During this second step, the organisms’ neural array would begin the analysis of the contrast extraction signals produced by the first step in order to resolve those global boundaries which might be present in the topologic field of contrast signals, much like the process for Cambrian “vision”. But certainly it didn’t take too much experimentation on the part of Nature to discover a curious effect as this second step of the optokinetic cycle progressed.

Recall that one of the tricks that Nature had developed to engineer the data compression functionality needed for visual processing resulted in ganglionic cells that required mechanical motion of the visual field across individual receptive elements of the retina, in order to elicit the necessary alternating signaling for their center-surround contrast extraction.

Now, during the second step of the optokinetic cycle, the gaze angle of the eyes are moving in a smooth pursuit, tracking the motion of the world as it passes the visual field of the fish, and even though the eyes themselves are moving, their gaze angle is fixated on a particular point in the world.

During this fixation, the levels of illumination of the world in visual space would no longer be sweeping across the individual receptive elements of the retina, and without an alternating contrast, the visual world would, in effect, “disappear”.
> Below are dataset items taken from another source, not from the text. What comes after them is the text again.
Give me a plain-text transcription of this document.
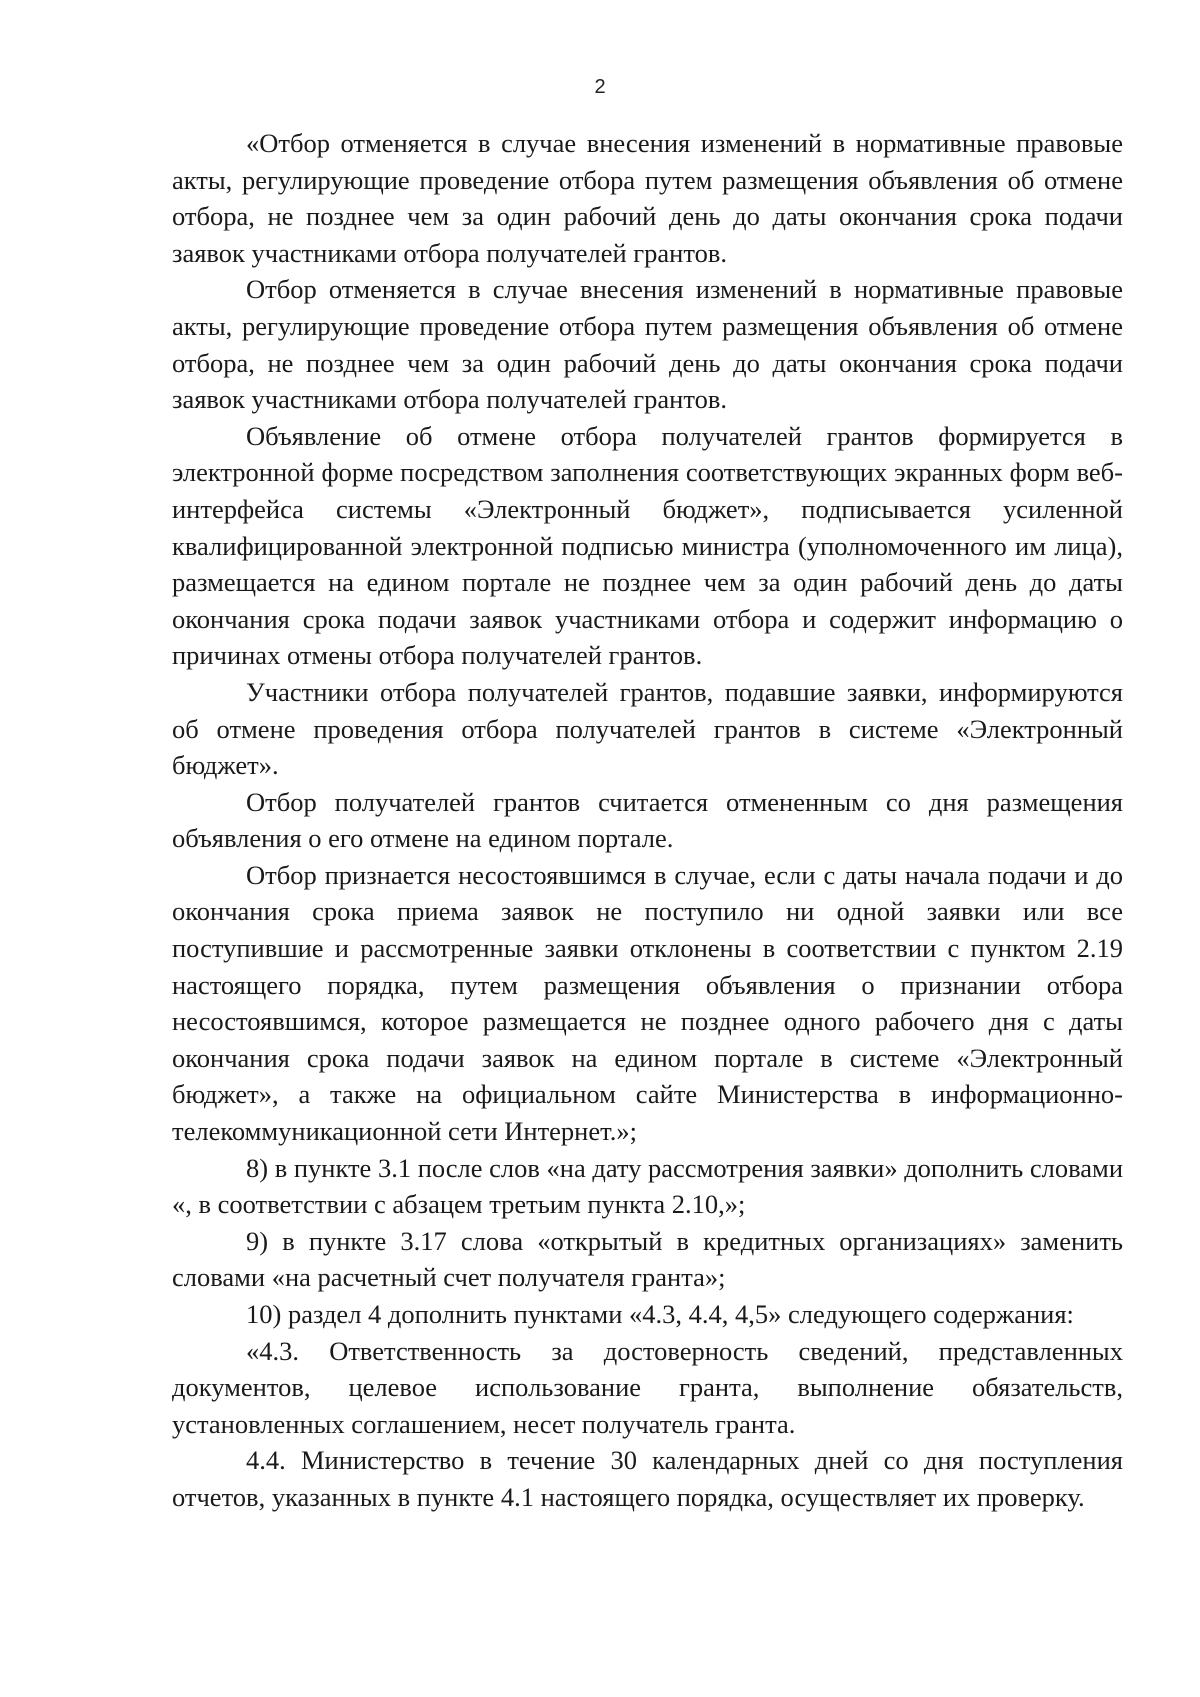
2

«Отбор отменяется в случае внесения изменений в нормативные правовые акты, регулирующие проведение отбора путем размещения объявления об отмене отбора, не позднее чем за один рабочий день до даты окончания срока подачи заявок участниками отбора получателей грантов.

Отбор отменяется в случае внесения изменений в нормативные правовые акты, регулирующие проведение отбора путем размещения объявления об отмене отбора, не позднее чем за один рабочий день до даты окончания срока подачи заявок участниками отбора получателей грантов.

Объявление об отмене отбора получателей грантов формируется в электронной форме посредством заполнения соответствующих экранных форм веб-интерфейса системы «Электронный бюджет», подписывается усиленной квалифицированной электронной подписью министра (уполномоченного им лица), размещается на едином портале не позднее чем за один рабочий день до даты окончания срока подачи заявок участниками отбора и содержит информацию о причинах отмены отбора получателей грантов.

Участники отбора получателей грантов, подавшие заявки, информируются об отмене проведения отбора получателей грантов в системе «Электронный бюджет».

Отбор получателей грантов считается отмененным со дня размещения объявления о его отмене на едином портале.

Отбор признается несостоявшимся в случае, если с даты начала подачи и до окончания срока приема заявок не поступило ни одной заявки или все поступившие и рассмотренные заявки отклонены в соответствии с пунктом 2.19 настоящего порядка, путем размещения объявления о признании отбора несостоявшимся, которое размещается не позднее одного рабочего дня с даты окончания срока подачи заявок на едином портале в системе «Электронный бюджет», а также на официальном сайте Министерства в информационно-телекоммуникационной сети Интернет.»;

8) в пункте 3.1 после слов «на дату рассмотрения заявки» дополнить словами «, в соответствии с абзацем третьим пункта 2.10,»;

9) в пункте 3.17 слова «открытый в кредитных организациях» заменить словами «на расчетный счет получателя гранта»;

10) раздел 4 дополнить пунктами «4.3, 4.4, 4,5» следующего содержания:

«4.3. Ответственность за достоверность сведений, представленных документов, целевое использование гранта, выполнение обязательств, установленных соглашением, несет получатель гранта.

4.4. Министерство в течение 30 календарных дней со дня поступления отчетов, указанных в пункте 4.1 настоящего порядка, осуществляет их проверку.
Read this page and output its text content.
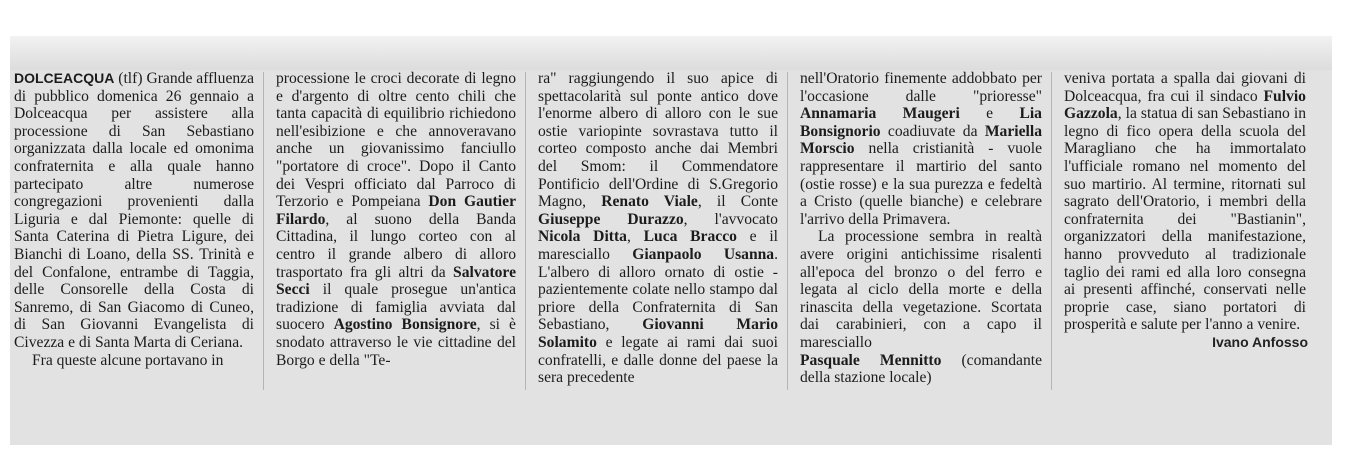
DOLCEACQUA (tlf) Grande affluenza di pubblico domenica 26 gennaio a Dolceacqua per assistere alla processione di San Sebastiano organizzata dalla locale ed omonima confraternita e alla quale hanno partecipato altre numerose congregazioni provenienti dalla Liguria e dal Piemonte: quelle di Santa Caterina di Pietra Ligure, dei Bianchi di Loano, della SS. Trinità e del Confalone, entrambe di Taggia, delle Consorelle della Costa di Sanremo, di San Giacomo di Cuneo, di San Giovanni Evangelista di Civezza e di Santa Marta di Ceriana.
Fra queste alcune portavano in

processione le croci decorate di legno e d'argento di oltre cento chili che tanta capacità di equilibrio richiedono nell'esibizione e che annoveravano anche un giovanissimo fanciullo "portatore di croce". Dopo il Canto dei Vespri officiato dal Parroco di Terzorio e Pompeiana Don Gautier Filardo, al suono della Banda Cittadina, il lungo corteo con al centro il grande albero di alloro trasportato fra gli altri da Salvatore Secci il quale prosegue un'antica tradizione di famiglia avviata dal suocero Agostino Bonsignore, si è snodato attraverso le vie cittadine del Borgo e della "Te-

ra" raggiungendo il suo apice di spettacolarità sul ponte antico dove l'enorme albero di alloro con le sue ostie variopinte sovrastava tutto il corteo composto anche dai Membri del Smom: il Commendatore Pontificio dell'Ordine di S.Gregorio Magno, Renato Viale, il Conte Giuseppe Durazzo, l'avvocato Nicola Ditta, Luca Bracco e il maresciallo Gianpaolo Usanna. L'albero di alloro ornato di ostie - pazientemente colate nello stampo dal priore della Confraternita di San Sebastiano, Giovanni Mario Solamito e legate ai rami dai suoi confratelli, e dalle donne del paese la sera precedente

nell'Oratorio finemente addobbato per l'occasione dalle "prioresse" Annamaria Maugeri e Lia Bonsignorio coadiuvate da Mariella Morscio nella cristianità - vuole rappresentare il martirio del santo (ostie rosse) e la sua purezza e fedeltà a Cristo (quelle bianche) e celebrare l'arrivo della Primavera.
La processione sembra in realtà avere origini antichissime risalenti all'epoca del bronzo o del ferro e legata al ciclo della morte e della rinascita della vegetazione. Scortata dai carabinieri, con a capo il maresciallo
Pasquale Mennitto (comandante della stazione locale)

veniva portata a spalla dai giovani di Dolceacqua, fra cui il sindaco Fulvio Gazzola, la statua di san Sebastiano in legno di fico opera della scuola del Maragliano che ha immortalato l'ufficiale romano nel momento del suo martirio. Al termine, ritornati sul sagrato dell'Oratorio, i membri della confraternita dei "Bastianin", organizzatori della manifestazione, hanno provveduto al tradizionale taglio dei rami ed alla loro consegna ai presenti affinché, conservati nelle proprie case, siano portatori di prosperità e salute per l'anno a venire.

Ivano Anfosso
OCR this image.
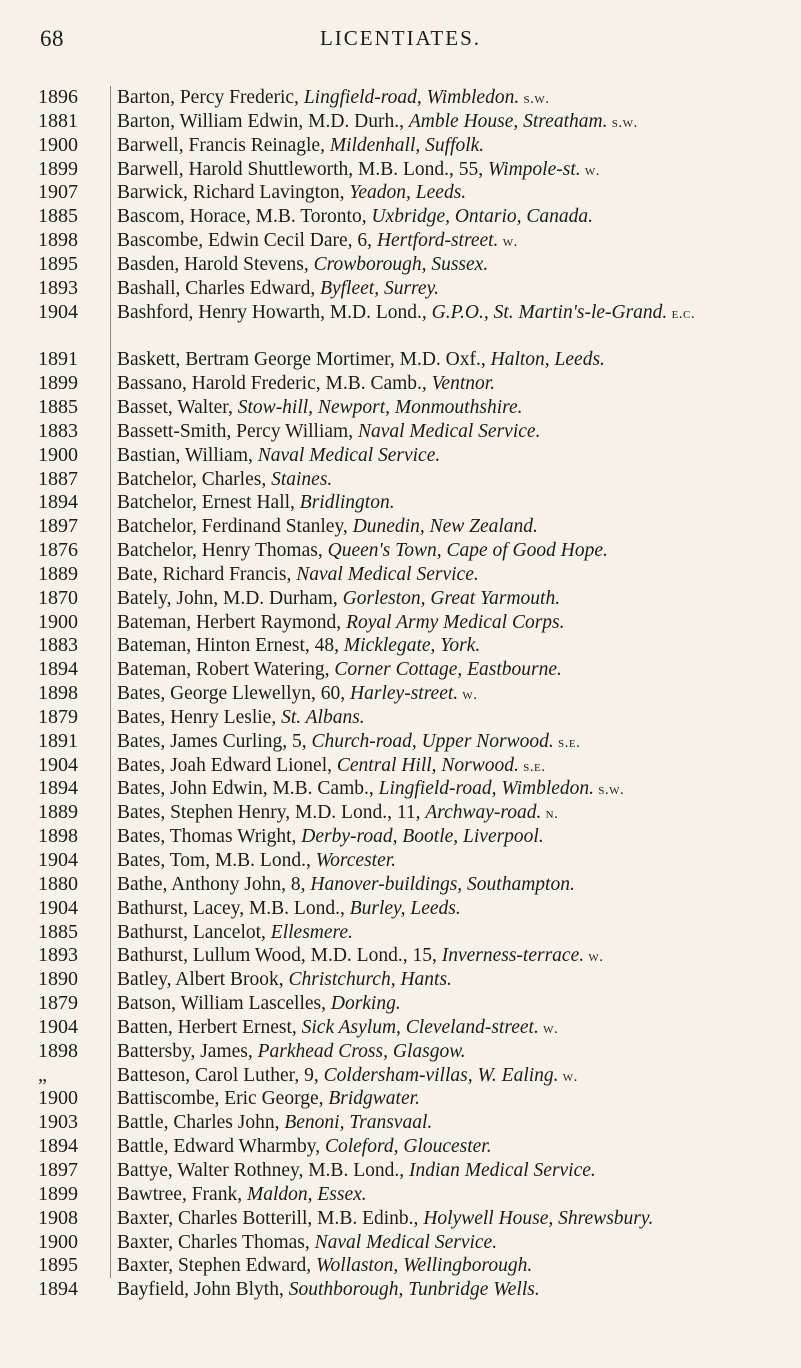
68	LICENTIATES.
1896	Barton, Percy Frederic, Lingfield-road, Wimbledon. s.w.
1881	Barton, William Edwin, M.D. Durh., Amble House, Streatham. s.w.
1900	Barwell, Francis Reinagle, Mildenhall, Suffolk.
1899	Barwell, Harold Shuttleworth, M.B. Lond., 55, Wimpole-st. w.
1907	Barwick, Richard Lavington, Yeadon, Leeds.
1885	Bascom, Horace, M.B. Toronto, Uxbridge, Ontario, Canada.
1898	Bascombe, Edwin Cecil Dare, 6, Hertford-street. w.
1895	Basden, Harold Stevens, Crowborough, Sussex.
1893	Bashall, Charles Edward, Byfleet, Surrey.
1904	Bashford, Henry Howarth, M.D. Lond., G.P.O., St. Martin's-le-Grand. e.c.
1891	Baskett, Bertram George Mortimer, M.D. Oxf., Halton, Leeds.
1899	Bassano, Harold Frederic, M.B. Camb., Ventnor.
1885	Basset, Walter, Stow-hill, Newport, Monmouthshire.
1883	Bassett-Smith, Percy William, Naval Medical Service.
1900	Bastian, William, Naval Medical Service.
1887	Batchelor, Charles, Staines.
1894	Batchelor, Ernest Hall, Bridlington.
1897	Batchelor, Ferdinand Stanley, Dunedin, New Zealand.
1876	Batchelor, Henry Thomas, Queen's Town, Cape of Good Hope.
1889	Bate, Richard Francis, Naval Medical Service.
1870	Bately, John, M.D. Durham, Gorleston, Great Yarmouth.
1900	Bateman, Herbert Raymond, Royal Army Medical Corps.
1883	Bateman, Hinton Ernest, 48, Micklegate, York.
1894	Bateman, Robert Watering, Corner Cottage, Eastbourne.
1898	Bates, George Llewellyn, 60, Harley-street. w.
1879	Bates, Henry Leslie, St. Albans.
1891	Bates, James Curling, 5, Church-road, Upper Norwood. s.e.
1904	Bates, Joah Edward Lionel, Central Hill, Norwood. s.e.
1894	Bates, John Edwin, M.B. Camb., Lingfield-road, Wimbledon. s.w.
1889	Bates, Stephen Henry, M.D. Lond., 11, Archway-road. n.
1898	Bates, Thomas Wright, Derby-road, Bootle, Liverpool.
1904	Bates, Tom, M.B. Lond., Worcester.
1880	Bathe, Anthony John, 8, Hanover-buildings, Southampton.
1904	Bathurst, Lacey, M.B. Lond., Burley, Leeds.
1885	Bathurst, Lancelot, Ellesmere.
1893	Bathurst, Lullum Wood, M.D. Lond., 15, Inverness-terrace. w.
1890	Batley, Albert Brook, Christchurch, Hants.
1879	Batson, William Lascelles, Dorking.
1904	Batten, Herbert Ernest, Sick Asylum, Cleveland-street. w.
1898	Battersby, James, Parkhead Cross, Glasgow.
„	Batteson, Carol Luther, 9, Coldersham-villas, W. Ealing. w.
1900	Battiscombe, Eric George, Bridgwater.
1903	Battle, Charles John, Benoni, Transvaal.
1894	Battle, Edward Wharmby, Coleford, Gloucester.
1897	Battye, Walter Rothney, M.B. Lond., Indian Medical Service.
1899	Bawtree, Frank, Maldon, Essex.
1908	Baxter, Charles Botterill, M.B. Edinb., Holywell House, Shrewsbury.
1900	Baxter, Charles Thomas, Naval Medical Service.
1895	Baxter, Stephen Edward, Wollaston, Wellingborough.
1894	Bayfield, John Blyth, Southborough, Tunbridge Wells.
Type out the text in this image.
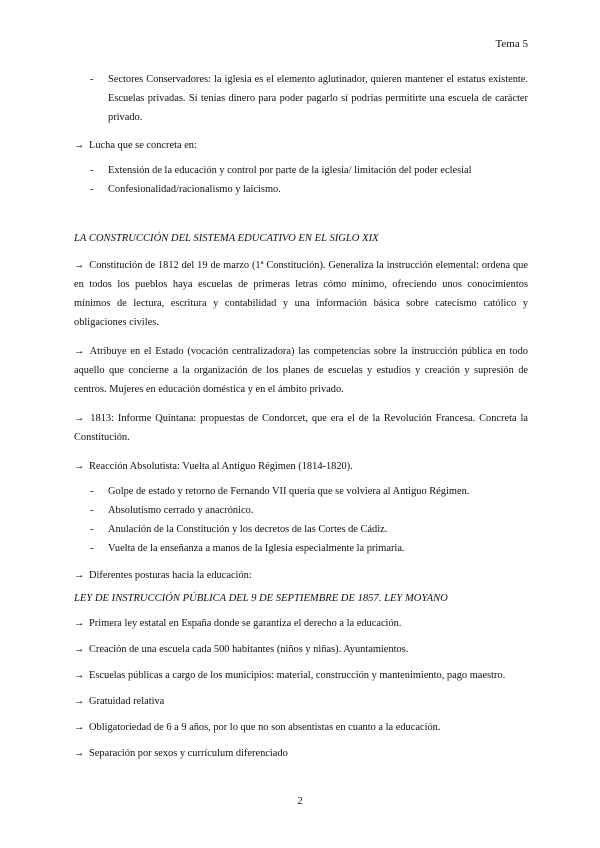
Tema 5
- Sectores Conservadores: la iglesia es el elemento aglutinador, quieren mantener el estatus existente. Escuelas privadas. Sí tenías dinero para poder pagarlo sí podrías permitirte una escuela de carácter privado.

→ Lucha que se concreta en:

- Extensión de la educación y control por parte de la iglesia/ limitación del poder eclesial
- Confesionalidad/racionalismo y laicismo.

LA CONSTRUCCIÓN DEL SISTEMA EDUCATIVO EN EL SIGLO XIX

→ Constitución de 1812 del 19 de marzo (1ª Constitución). Generaliza la instrucción elemental: ordena que en todos los pueblos haya escuelas de primeras letras cómo mínimo, ofreciendo unos conocimientos mínimos de lectura, escritura y contabilidad y una información básica sobre catecismo católico y obligaciones civiles.

→ Atribuye en el Estado (vocación centralizadora) las competencias sobre la instrucción pública en todo aquello que concierne a la organización de los planes de escuelas y estudios y creación y supresión de centros. Mujeres en educación doméstica y en el ámbito privado.

→ 1813: Informe Quintana: propuestas de Condorcet, que era el de la Revolución Francesa. Concreta la Constitución.

→ Reacción Absolutista: Vuelta al Antiguo Régimen (1814-1820).

- Golpe de estado y retorno de Fernando VII quería que se volviera al Antiguo Régimen.
- Absolutismo cerrado y anacrónico.
- Anulación de la Constitución y los decretos de las Cortes de Cádiz.
- Vuelta de la enseñanza a manos de la Iglesia especialmente la primaria.

→ Diferentes posturas hacia la educación:

LEY DE INSTRUCCIÓN PÚBLICA DEL 9 DE SEPTIEMBRE DE 1857. LEY MOYANO

→ Primera ley estatal en España donde se garantiza el derecho a la educación.

→ Creación de una escuela cada 500 habitantes (niños y niñas). Ayuntamientos.

→ Escuelas públicas a cargo de los municipios: material, construcción y mantenimiento, pago maestro.

→ Gratuidad relativa

→ Obligatoriedad de 6 a 9 años, por lo que no son absentistas en cuanto a la educación.

→ Separación por sexos y currículum diferenciado

2
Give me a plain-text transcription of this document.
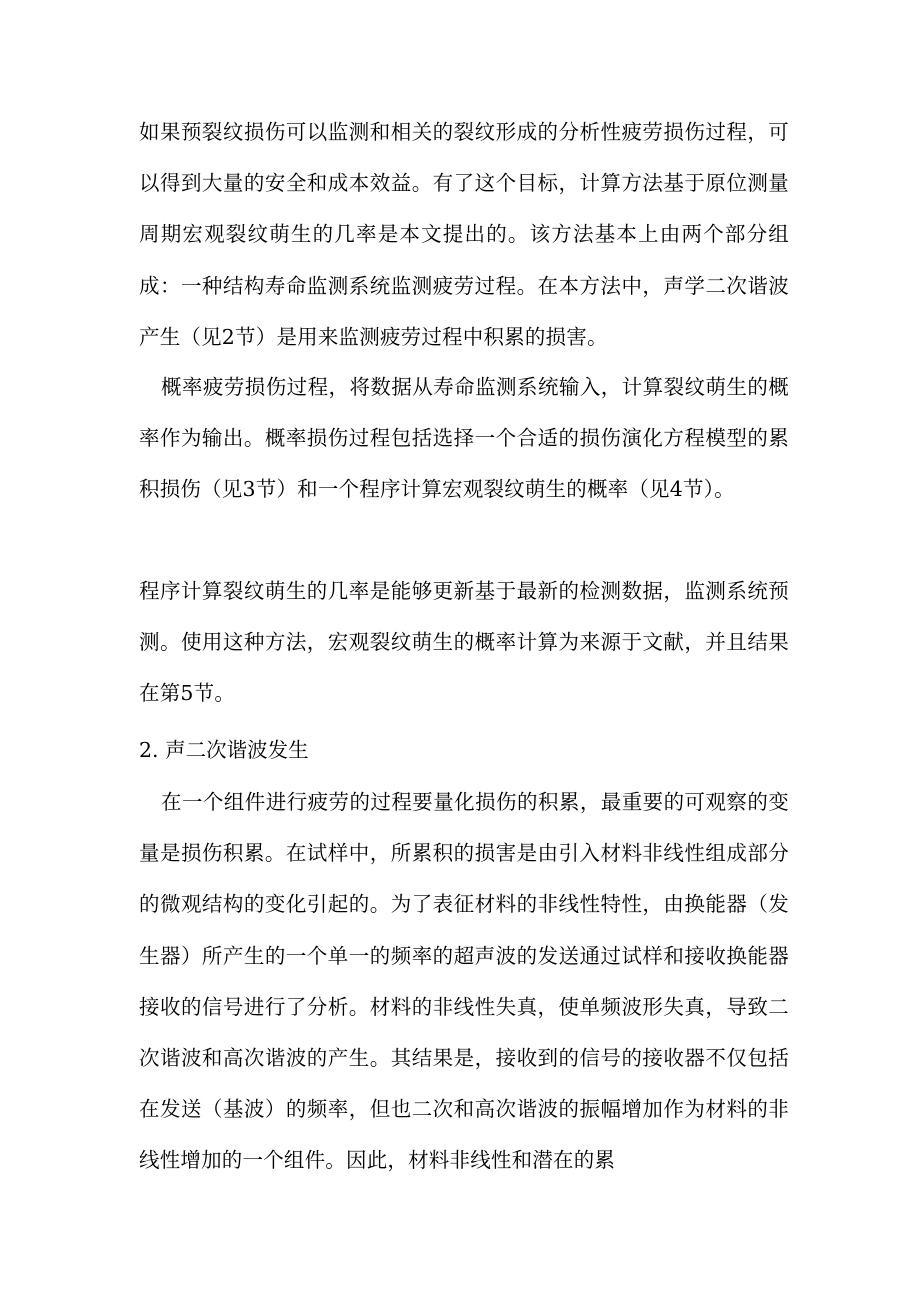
如果预裂纹损伤可以监测和相关的裂纹形成的分析性疲劳损伤过程，可以得到大量的安全和成本效益。有了这个目标，计算方法基于原位测量周期宏观裂纹萌生的几率是本文提出的。该方法基本上由两个部分组成：一种结构寿命监测系统监测疲劳过程。在本方法中，声学二次谐波产生（见2节）是用来监测疲劳过程中积累的损害。

概率疲劳损伤过程，将数据从寿命监测系统输入，计算裂纹萌生的概率作为输出。概率损伤过程包括选择一个合适的损伤演化方程模型的累积损伤（见3节）和一个程序计算宏观裂纹萌生的概率（见4节）。

程序计算裂纹萌生的几率是能够更新基于最新的检测数据，监测系统预测。使用这种方法，宏观裂纹萌生的概率计算为来源于文献，并且结果在第5节。

2. 声二次谐波发生

在一个组件进行疲劳的过程要量化损伤的积累，最重要的可观察的变量是损伤积累。在试样中，所累积的损害是由引入材料非线性组成部分的微观结构的变化引起的。为了表征材料的非线性特性，由换能器（发生器）所产生的一个单一的频率的超声波的发送通过试样和接收换能器接收的信号进行了分析。材料的非线性失真，使单频波形失真，导致二次谐波和高次谐波的产生。其结果是，接收到的信号的接收器不仅包括在发送（基波）的频率，但也二次和高次谐波的振幅增加作为材料的非线性增加的一个组件。因此，材料非线性和潜在的累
The bottom-up engineer might at this point wonder how this could be productive in the image analysis process. But a moments reflection might suggest the enormous utility in this arrangement. As the visual world disappears due to the gaze fixation of the optokinetic response, those “things” in the world that are moving in relation to the point of fixation would not disappear. And their continued movement could represent attractive prey or mates for our organism, or more importantly, dangerous predators, the very conditions for which Nature has spent tens of millions of years evolving our organisms’ neural array to resolve.

Even before a single neuron beyond the retinal ganglion cells has begun an analysis of the image, our primordial vertebrate has already learned to resolve “things” in the world separate from their background.